Clinical data science
Data science has always been prominent in the field of clinical trials. Timely insight into clinical data provides answers to medical questions documenting the safety and efficacy of novel and existing therapeutic compounds. With large and complex data, clinical data scientists have been producing statistical analyses of clinical trials for marketing applications since clinical development has been required. In the early 2000s, the clinical data scientist evolved from a role of a consultant to statisticians to a strategic one. Now the clinical data scientist assists in the planning, collection, transformation, analysis and reporting of clinical trial data and communication of their results. These scientists are crucial to the determination of safety and efficacy of novel therapeutic compounds.
Genomic data science
Application of Data Science does not only stop at clinical trials, it was also applied to learning the proteins and DNA sequences in Genomics. This field, because of the tools of the data scientist, the work for analyzing, and studying DNA structures, viruses and other biological pathogens. Handling of data is around before but using data science will make it easier for handling vast amount of data in Genomics and make the procedures repeatable. Data Science could be used to help sort genomic data in order to process gene types.
Agriculture
With the increasing adoption of GPS, imagery, and sensor technologies as standard data collection instruments on agricultural equipment, farmers gain access to vast amounts of data. The data provides information about crops, weather, soil characteristics and other factors impacting crop growth and yield. Data scientists working in agriculture help growers and agronomists by identifying patterns in the data and developing predictive models that allow farmers to reduce inputs and increase yields.
Retail
Data science is utilized by many companies to pinpoint what customers want, how they buy, and what they might be interested in buying at a future point. Currently, Amazon and Netflix utilize sophisticated data science algorithms to create "smart product recommendations" for their customers. Every purchase that is made, product that is bought, or movie that is watched collects data about an individuals interests and buying habits.[16] The use of data science allows companies to utilize that information to recommend further purchases that might interest the individual.
Education
Academic institutions practice various methods to increase their student experience inside the campus.
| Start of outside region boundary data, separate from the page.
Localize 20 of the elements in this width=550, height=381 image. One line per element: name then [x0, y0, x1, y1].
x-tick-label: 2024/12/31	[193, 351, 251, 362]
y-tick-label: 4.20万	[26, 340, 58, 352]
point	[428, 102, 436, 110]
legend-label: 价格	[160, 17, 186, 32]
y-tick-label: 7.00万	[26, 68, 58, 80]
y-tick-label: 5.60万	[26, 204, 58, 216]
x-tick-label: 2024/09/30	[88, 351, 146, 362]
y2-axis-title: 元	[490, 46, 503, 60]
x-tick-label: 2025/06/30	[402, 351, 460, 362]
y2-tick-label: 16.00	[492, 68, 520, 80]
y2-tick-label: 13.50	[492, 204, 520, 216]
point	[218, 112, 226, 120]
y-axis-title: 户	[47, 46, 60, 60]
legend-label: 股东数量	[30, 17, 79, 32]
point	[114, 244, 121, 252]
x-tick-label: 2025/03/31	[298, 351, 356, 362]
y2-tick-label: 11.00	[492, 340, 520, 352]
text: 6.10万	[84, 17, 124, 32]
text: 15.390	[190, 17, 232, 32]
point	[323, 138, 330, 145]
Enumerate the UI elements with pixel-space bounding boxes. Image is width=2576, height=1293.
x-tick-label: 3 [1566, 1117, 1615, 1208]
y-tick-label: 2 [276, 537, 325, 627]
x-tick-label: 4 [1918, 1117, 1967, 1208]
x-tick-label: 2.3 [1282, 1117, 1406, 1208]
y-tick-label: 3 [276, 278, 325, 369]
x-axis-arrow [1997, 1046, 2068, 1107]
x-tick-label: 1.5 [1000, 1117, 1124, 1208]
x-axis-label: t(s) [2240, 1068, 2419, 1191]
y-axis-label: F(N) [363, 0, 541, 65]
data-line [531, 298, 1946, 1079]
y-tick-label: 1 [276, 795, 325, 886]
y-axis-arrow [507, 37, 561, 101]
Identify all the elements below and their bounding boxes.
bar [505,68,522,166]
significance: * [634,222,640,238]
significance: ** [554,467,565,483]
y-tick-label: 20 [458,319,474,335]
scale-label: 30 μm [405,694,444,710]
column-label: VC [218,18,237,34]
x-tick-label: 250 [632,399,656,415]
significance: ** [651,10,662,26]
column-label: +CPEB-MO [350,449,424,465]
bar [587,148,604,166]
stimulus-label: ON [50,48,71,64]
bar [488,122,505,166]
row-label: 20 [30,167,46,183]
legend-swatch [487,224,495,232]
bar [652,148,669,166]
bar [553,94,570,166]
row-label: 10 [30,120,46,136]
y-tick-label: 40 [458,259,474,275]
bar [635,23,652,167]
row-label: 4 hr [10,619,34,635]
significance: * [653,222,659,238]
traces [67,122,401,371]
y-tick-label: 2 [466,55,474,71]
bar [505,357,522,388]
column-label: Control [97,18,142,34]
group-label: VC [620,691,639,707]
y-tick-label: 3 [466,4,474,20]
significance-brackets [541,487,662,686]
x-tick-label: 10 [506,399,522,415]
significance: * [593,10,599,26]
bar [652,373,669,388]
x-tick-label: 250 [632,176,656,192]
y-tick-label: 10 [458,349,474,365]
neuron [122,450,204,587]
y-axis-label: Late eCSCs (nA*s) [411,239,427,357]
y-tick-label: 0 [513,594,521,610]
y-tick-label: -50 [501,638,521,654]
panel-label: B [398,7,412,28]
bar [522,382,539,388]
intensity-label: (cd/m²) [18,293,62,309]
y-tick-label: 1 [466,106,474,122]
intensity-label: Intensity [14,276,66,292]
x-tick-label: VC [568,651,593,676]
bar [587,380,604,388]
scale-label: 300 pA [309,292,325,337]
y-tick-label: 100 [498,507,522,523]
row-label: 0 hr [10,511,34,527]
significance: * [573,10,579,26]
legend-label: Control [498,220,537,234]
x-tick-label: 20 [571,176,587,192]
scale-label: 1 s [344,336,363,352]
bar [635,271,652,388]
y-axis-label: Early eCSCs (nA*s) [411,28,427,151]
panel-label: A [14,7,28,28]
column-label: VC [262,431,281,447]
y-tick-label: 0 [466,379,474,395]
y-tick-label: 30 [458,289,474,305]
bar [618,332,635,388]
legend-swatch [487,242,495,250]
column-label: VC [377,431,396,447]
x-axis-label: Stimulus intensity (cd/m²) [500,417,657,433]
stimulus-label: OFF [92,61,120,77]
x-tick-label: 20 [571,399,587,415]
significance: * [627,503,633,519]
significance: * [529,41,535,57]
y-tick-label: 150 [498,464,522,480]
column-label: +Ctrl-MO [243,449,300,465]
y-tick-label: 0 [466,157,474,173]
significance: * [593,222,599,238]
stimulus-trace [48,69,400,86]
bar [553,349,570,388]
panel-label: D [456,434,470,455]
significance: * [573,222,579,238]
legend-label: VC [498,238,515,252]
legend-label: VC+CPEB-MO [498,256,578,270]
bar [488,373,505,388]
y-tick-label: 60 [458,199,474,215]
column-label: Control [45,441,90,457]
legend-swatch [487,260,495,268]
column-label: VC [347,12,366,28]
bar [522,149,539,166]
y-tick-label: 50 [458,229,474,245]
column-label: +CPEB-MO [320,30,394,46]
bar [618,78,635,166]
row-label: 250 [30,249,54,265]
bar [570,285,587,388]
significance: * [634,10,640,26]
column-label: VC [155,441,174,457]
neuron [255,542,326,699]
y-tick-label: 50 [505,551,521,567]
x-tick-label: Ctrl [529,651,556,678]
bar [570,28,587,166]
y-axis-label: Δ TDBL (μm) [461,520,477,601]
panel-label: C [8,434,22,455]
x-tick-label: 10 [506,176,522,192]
Comparing and evaluating the performance of institutions to enable the students, parents and academic researchers are of prime importance as of Today. By leveraging data science Institutions can identify, grooming the students (skill building) based on Industry needs, and increase the chance of employability.
Criticism
Although use of the term "data science" has exploded in business environments, many academics and journalists see no distinction between data science and statistics. Writing in Forbes, Gil Press argues that data science is a buzzword without a clear definition and has simply replaced “business analytics” in contexts such as graduate degree programs.[17] In the question-and-answer section of his keynote address at the Joint Statistical Meetings of American Statistical Association, noted applied statistician Nate Silver said, “I think data-scientist is a sexed up term for a statistician....Statistics is a branch of science. Data scientist is slightly redundant in some way and people shouldn’t berate the term statistician.”[18]